2. One of the most recent cases that demonstrated that Egyptian material is being smuggled into the United States is that of U.S. v. Khouli et al.  In addition to Egyptian sarcophagi smuggled into the U.S., two of the involved defendants have also sold ancient coins in North America: Khouli and Alshadaifat.  Alshadaifat operates a wholesale business and has supplied Egyptian and Middle Eastern coins to dealers and collectors in the United States.

3. It is true that a great many coins in Greek and Roman antiquity circulated very widely, such as Athenian tetradrachms or Roman Republican and Imperial denarii.  But the blanket assertion that ancient coins circulated widely and therefore cannot be attributed to a country in which they were found (as mandated by the Cultural Property Implementation Act) is untheorized.  Many classes of ancient coins circulated on local or regional levels, such as the Roman provincial coinage.  A Roman provincial bronze coin from Cyprus, for example, will most probably have been found in Cyprus.  Coin circulation is a much more nuanced subject than the lobby acknowledges in its dealings with CPAC, the U.S. Department of State, and U.S. Customs. 
 
In the public comments on the potential MOU with Egypt, it is remarkable that a number of coin dealers are asserting that coins ought not be protected because they circulated widely.  This is, of course, a strained argument to make in view of the fact that ancient Egypt famously had a closed currency system in both the Ptolemaic and Roman periods.  This does not mean that Egyptian coins are not found outside of Egypt - they are.  But the vast majority of Egyptian coins are found in Egypt.  One reason for Egypt's closed currency system may have been Egypt's need to retain silver since there were no silver resources in ancient Egypt; topography also isolated Egypt.  In fact, Egypt's closed currency system is perhaps the best-known instance of locally or regionally circulating coinage in the ancient world and it is widely discussed in both collector and scholarly literature.  A few examples include:


  • E. Christiansen, Coinage in Roman Egypt: The Hoard Evidence. (Aarhus: Aarhus University Press, 2004, 40-46, 98, 133, 136-137, 140-141. 

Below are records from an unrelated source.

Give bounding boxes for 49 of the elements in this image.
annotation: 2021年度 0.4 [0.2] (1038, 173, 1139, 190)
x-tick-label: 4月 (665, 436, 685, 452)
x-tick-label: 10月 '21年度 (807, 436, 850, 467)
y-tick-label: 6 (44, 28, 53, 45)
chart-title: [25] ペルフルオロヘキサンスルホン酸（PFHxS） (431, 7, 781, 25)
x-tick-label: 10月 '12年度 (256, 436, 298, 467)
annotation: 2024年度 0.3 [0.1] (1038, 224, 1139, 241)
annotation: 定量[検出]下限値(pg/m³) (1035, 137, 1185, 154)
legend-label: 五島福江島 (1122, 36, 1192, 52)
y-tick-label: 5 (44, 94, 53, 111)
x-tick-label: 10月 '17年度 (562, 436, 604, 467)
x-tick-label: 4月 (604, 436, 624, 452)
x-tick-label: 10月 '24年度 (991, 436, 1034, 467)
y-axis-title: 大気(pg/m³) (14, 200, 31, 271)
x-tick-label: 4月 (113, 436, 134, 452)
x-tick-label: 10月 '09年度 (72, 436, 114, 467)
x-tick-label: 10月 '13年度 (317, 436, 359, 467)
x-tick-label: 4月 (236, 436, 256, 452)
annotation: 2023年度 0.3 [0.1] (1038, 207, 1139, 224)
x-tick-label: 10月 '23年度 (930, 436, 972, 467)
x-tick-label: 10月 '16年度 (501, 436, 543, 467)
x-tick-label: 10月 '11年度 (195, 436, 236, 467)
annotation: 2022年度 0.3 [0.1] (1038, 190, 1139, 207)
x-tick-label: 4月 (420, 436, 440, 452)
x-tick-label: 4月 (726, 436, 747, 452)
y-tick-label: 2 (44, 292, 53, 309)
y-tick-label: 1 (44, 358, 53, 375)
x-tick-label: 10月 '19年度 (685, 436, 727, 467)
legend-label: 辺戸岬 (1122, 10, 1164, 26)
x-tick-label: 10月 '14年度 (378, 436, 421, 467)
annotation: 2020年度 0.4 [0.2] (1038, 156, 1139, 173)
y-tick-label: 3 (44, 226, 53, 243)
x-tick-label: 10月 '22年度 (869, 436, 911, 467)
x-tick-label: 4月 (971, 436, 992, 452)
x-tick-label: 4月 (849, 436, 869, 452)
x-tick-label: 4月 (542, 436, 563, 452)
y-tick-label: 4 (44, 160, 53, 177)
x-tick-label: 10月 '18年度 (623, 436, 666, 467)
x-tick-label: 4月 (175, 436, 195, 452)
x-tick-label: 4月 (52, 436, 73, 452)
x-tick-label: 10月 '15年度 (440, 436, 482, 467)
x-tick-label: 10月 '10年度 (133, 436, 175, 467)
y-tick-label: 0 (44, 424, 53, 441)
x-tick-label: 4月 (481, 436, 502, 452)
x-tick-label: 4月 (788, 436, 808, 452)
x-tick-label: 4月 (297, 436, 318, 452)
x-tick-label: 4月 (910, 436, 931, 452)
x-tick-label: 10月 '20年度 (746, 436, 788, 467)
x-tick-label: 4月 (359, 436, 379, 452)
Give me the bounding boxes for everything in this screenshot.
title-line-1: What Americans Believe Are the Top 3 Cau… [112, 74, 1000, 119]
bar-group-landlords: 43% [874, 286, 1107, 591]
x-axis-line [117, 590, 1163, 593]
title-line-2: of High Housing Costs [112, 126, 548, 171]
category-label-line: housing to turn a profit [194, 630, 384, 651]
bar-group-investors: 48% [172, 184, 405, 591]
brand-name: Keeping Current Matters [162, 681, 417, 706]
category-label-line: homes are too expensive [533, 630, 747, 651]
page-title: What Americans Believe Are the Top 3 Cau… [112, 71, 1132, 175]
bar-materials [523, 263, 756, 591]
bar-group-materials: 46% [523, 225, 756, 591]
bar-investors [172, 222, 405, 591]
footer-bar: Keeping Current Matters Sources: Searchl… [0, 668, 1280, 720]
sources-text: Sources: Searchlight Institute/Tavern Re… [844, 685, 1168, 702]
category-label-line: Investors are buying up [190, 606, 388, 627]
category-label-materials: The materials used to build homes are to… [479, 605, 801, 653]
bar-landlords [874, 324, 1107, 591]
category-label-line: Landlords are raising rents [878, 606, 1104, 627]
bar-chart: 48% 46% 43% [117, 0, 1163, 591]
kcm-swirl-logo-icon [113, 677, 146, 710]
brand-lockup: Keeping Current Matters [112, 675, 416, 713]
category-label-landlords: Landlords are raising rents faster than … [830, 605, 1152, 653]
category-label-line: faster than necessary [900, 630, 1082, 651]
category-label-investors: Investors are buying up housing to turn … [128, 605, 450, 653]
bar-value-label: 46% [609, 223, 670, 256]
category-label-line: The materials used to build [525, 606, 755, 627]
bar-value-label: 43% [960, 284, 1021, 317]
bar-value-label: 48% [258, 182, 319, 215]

  • E. Christiansen, The Roman Coins of Alexandria: Quantitative Studies. (Aarhus: Aarhus University Press, 1988), 11.
  • J.W. Curtis, The Tetradrachms of Roman Egypt. (Chicago: Argonaut, 1969), ix-x. 

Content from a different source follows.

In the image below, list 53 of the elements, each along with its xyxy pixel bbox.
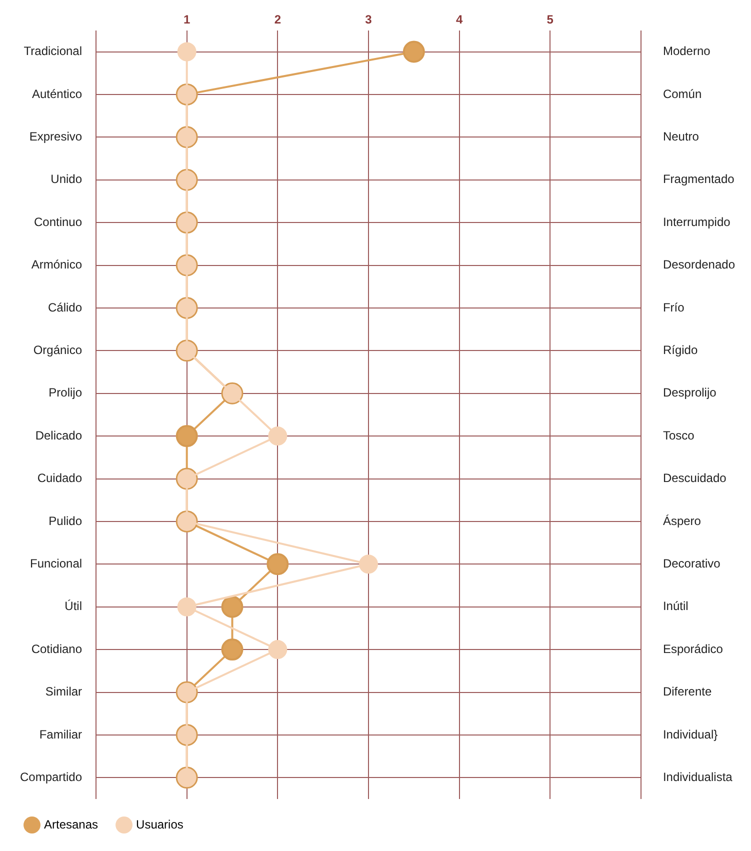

  • R.A. Hazzard, Ptolemaic Coins: An Introduction for Collectors. (Toronto: Kirk & Bentley, 1995), 71 et passim.    
  • J.G. Milne, Catalogue of Alexandrian Coins. (Oxford: Oxford University Press, 1933), xv-xvi.     
  • S. van Reden, Money in Ptolemaic Egypt. (Cambridge: Cambridge University Press, 2007), 33.

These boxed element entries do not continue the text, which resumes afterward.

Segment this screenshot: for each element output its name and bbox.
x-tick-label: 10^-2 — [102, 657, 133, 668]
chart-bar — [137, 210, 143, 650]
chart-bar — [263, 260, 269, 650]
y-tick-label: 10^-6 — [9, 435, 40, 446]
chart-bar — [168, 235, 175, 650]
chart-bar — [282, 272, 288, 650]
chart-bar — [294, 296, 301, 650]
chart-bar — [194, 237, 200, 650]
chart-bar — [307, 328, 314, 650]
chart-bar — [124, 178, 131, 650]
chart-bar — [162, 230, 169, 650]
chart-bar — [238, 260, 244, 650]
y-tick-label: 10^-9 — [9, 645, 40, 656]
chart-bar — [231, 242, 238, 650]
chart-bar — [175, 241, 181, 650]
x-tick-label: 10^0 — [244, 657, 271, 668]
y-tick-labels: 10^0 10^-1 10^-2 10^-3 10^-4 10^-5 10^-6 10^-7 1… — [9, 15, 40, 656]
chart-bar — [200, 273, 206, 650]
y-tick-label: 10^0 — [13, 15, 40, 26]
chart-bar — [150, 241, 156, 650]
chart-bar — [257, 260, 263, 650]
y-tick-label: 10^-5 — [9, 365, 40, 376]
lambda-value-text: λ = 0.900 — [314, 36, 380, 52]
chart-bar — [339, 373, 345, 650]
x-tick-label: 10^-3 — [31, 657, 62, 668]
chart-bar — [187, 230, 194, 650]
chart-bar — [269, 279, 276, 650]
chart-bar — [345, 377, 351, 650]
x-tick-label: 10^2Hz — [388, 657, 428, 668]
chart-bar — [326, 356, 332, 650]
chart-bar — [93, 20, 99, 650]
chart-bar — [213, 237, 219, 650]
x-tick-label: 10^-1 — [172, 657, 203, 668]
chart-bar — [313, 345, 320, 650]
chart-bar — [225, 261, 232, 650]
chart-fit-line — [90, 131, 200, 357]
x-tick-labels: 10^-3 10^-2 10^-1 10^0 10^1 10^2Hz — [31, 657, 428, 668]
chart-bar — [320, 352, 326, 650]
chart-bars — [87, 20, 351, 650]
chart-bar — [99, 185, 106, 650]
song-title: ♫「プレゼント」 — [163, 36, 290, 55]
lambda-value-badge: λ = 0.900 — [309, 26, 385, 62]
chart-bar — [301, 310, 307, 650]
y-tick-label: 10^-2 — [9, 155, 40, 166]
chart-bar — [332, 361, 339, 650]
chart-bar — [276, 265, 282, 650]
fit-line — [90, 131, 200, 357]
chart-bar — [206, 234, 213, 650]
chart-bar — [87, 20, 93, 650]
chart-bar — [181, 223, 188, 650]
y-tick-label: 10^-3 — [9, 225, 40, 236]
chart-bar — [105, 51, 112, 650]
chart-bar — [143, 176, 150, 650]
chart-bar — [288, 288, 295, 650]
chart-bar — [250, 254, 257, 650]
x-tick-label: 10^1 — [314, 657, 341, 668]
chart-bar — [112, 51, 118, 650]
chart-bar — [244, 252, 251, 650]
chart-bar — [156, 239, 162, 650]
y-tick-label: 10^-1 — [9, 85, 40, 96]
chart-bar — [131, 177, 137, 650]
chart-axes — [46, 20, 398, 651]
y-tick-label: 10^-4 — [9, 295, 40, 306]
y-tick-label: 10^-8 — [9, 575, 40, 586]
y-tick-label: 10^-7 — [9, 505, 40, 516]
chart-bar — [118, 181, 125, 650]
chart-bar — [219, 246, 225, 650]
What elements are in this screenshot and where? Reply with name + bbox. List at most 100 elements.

One popular book with ancient coin collectors, written in the 1990s , made note of Egypt's closed currency zone (W. Sayles, Ancient Coin Collecting IV: Roman Provincial Coins. (Iola, WI: Krause, 1998), page 87.).  The author of that book is Wayne Sayles, the executive director of the Ancient Coin Collectors Guild (ACCG), although he made reference to Egypt's closed currency zone before he founded and took on the leadership of the lobby group in 2004.  Interestingly, in his comments to CPAC concerning a potential MOU with Egypt, incongruous with what he wrote 16 years before, he proclaims: "Coins struck in Egypt during antiquity traveled widely then, and since then, as instruments of monetary exchange and of cultural interest."  He refers also to Peter Tompa's letter, which addresses examples of coins of Egyptian type found outside of Egypt and characterizes Egyptian coins as circulating widely (Tompa is the ACCG's attorney and lobbyist).  Both Sayles and Tompa overlook the fact that these foreign finds are exceptions, not the rule, and that the vast majority of Egyptian coins are found in Egypt, which had a closed currency system in the Hellenistic and Roman periods. 

Fortunately, the distinguished members of CPAC take account of the substance of comments and evidence presented to them during the period of public comment.